May claimed to have gotten reassurances with “legal force” on key issues from the EU, and said history books would judge Parliament harshly if lawmakers did not back Britain’s orderly exit from the EU when they vote on the agreement on Tuesday.
“Over these next 24 hours, give this deal a second look,” May implored skeptical lawmakers in the House of Commons.
“With just 74 days to go until [Brexit day] the 29th of March, the consequences of voting against this deal tomorrow are becoming ever clearer,” she said.
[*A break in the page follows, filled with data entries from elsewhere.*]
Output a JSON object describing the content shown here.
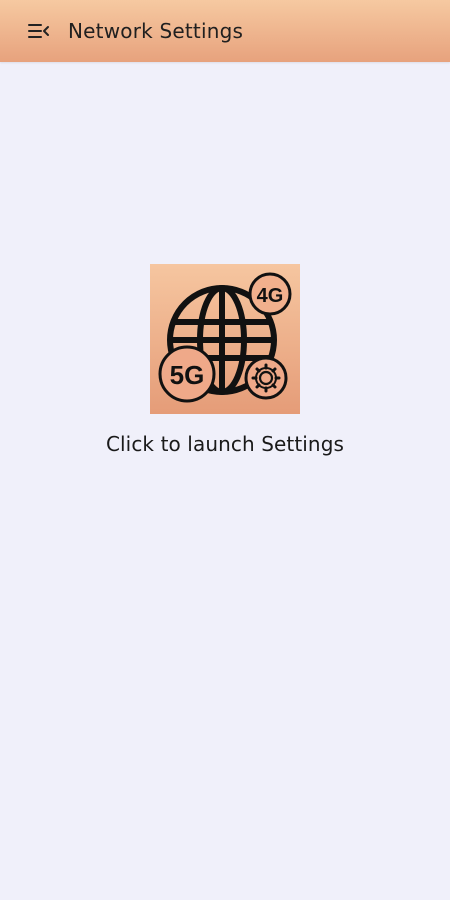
{
  "header": {
    "title": "Network Settings",
    "menu_icon": "menu-collapse-icon"
  },
  "main": {
    "logo": {
      "icon": "globe-network-icon",
      "badge_4g": "4G",
      "badge_5g": "5G",
      "badge_gear": "gear-icon"
    },
    "launch_text": "Click to launch Settings"
  },
  "colors": {
    "accent_top": "#f6c9a1",
    "accent_bottom": "#e7a27d",
    "background": "#f0f0fa",
    "text": "#1a1a1a"
  }
}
May said rejecting her deal would lead either to a reversal of Brexit—overturning voters’ decision in a 2016 referendum—or to Britain leaving the bloc without a deal, a course that would damage the country’s economy, security and unity.
But the British leader had few concrete measures up her sleeve, and opposition to her deal remains dauntingly strong. A defeat on Tuesday would throw Brexit plans into disarray just weeks before the UK is due to withdraw from the bloc.
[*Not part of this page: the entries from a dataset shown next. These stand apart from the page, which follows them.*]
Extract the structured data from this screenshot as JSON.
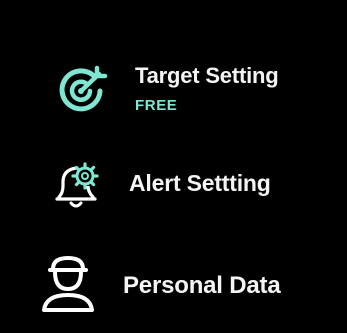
{
  "menu": {
    "items": [
      {
        "label": "Target Setting",
        "sublabel": "FREE",
        "icon": "target-icon"
      },
      {
        "label": "Alert Settting",
        "icon": "bell-gear-icon"
      },
      {
        "label": "Personal Data",
        "icon": "person-icon"
      }
    ]
  },
  "colors": {
    "background": "#000000",
    "text": "#f4f4f4",
    "accent": "#7fe6d2",
    "icon_primary": "#ffffff"
  }
}
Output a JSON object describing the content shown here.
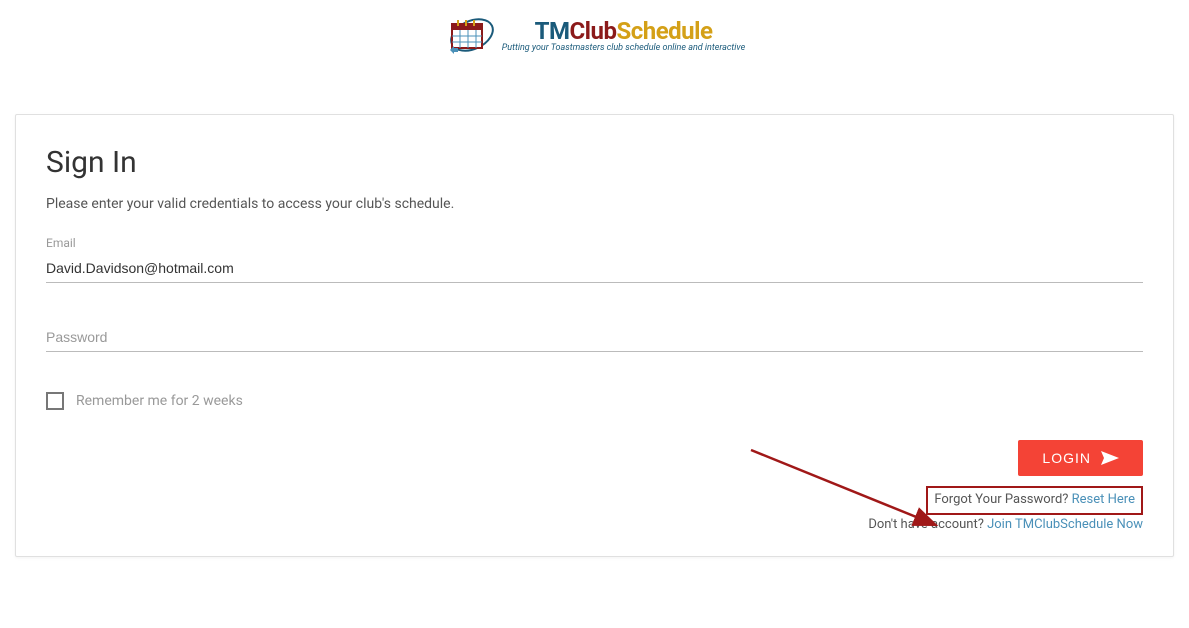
{
  "logo": {
    "prefix": "TM",
    "middle": "Club",
    "suffix": "Schedule",
    "tagline": "Putting your Toastmasters club schedule online and interactive"
  },
  "signin": {
    "title": "Sign In",
    "subtitle": "Please enter your valid credentials to access your club's schedule.",
    "email_label": "Email",
    "email_value": "David.Davidson@hotmail.com",
    "password_placeholder": "Password",
    "password_value": "",
    "remember_label": "Remember me for 2 weeks",
    "login_button": "LOGIN",
    "forgot_text": "Forgot Your Password? ",
    "forgot_link": "Reset Here",
    "noaccount_text": "Don't have account? ",
    "noaccount_link": "Join TMClubSchedule Now"
  }
}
Britain and the EU reached a hard-won divorce deal in November, a milestone that should have set the UK on the road to an orderly exit.
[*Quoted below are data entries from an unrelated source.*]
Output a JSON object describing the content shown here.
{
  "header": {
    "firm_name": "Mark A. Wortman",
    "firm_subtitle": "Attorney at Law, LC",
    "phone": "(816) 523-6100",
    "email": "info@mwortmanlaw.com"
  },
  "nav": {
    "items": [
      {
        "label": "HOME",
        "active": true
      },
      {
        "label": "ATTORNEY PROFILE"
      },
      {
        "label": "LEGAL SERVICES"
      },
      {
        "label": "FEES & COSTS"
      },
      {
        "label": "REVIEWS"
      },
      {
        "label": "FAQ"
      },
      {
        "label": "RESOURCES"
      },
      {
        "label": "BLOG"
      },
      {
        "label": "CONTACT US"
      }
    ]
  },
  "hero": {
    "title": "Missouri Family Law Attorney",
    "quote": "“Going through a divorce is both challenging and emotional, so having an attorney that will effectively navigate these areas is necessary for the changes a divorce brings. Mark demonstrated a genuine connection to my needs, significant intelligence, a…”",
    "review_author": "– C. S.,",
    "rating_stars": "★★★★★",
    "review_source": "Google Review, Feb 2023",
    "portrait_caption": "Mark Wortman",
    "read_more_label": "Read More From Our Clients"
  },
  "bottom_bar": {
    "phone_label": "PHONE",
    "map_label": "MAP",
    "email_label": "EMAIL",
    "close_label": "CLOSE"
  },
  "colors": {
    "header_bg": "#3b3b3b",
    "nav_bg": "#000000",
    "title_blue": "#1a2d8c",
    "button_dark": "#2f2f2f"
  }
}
But the compromise deal has been rejected by both sides of Britain’s EU divide. Many Brexit-backing lawmakers say it will leave the UK tethered to the bloc’s rules and unable to forge an independent trade policy. Pro-Europeans argue it is inferior to the frictionless economic relationship Britain currently enjoys as an EU member.
May postponed a vote on the deal in December to avoid a resounding defeat, and there are few signs sentiment has changed significantly since then. A handful of previously opposed legislators have swung behind May’s agreement in the last few days, but they remain outnumbered by those determined to vote against it.
In a bid to win support, May sought reassurances from EU leaders about the deal’s most contentious measure—an insurance policy known as the “backstop” that would keep Britain in an EU customs union to maintain an open border between the UK’s Northern Ireland and EU member Ireland after Brexit.
Pro-Brexit lawmakers worry that Britain could be trapped indefinitely in the arrangement, bound to EU trade rules and unable to strike new deals around the world.
In a letter to May published on Monday, European Council President Donald Tusk and European Commission President Jean-Claude Juncker offered an assurance that the backstop “would only be in place for as long as strictly necessary.”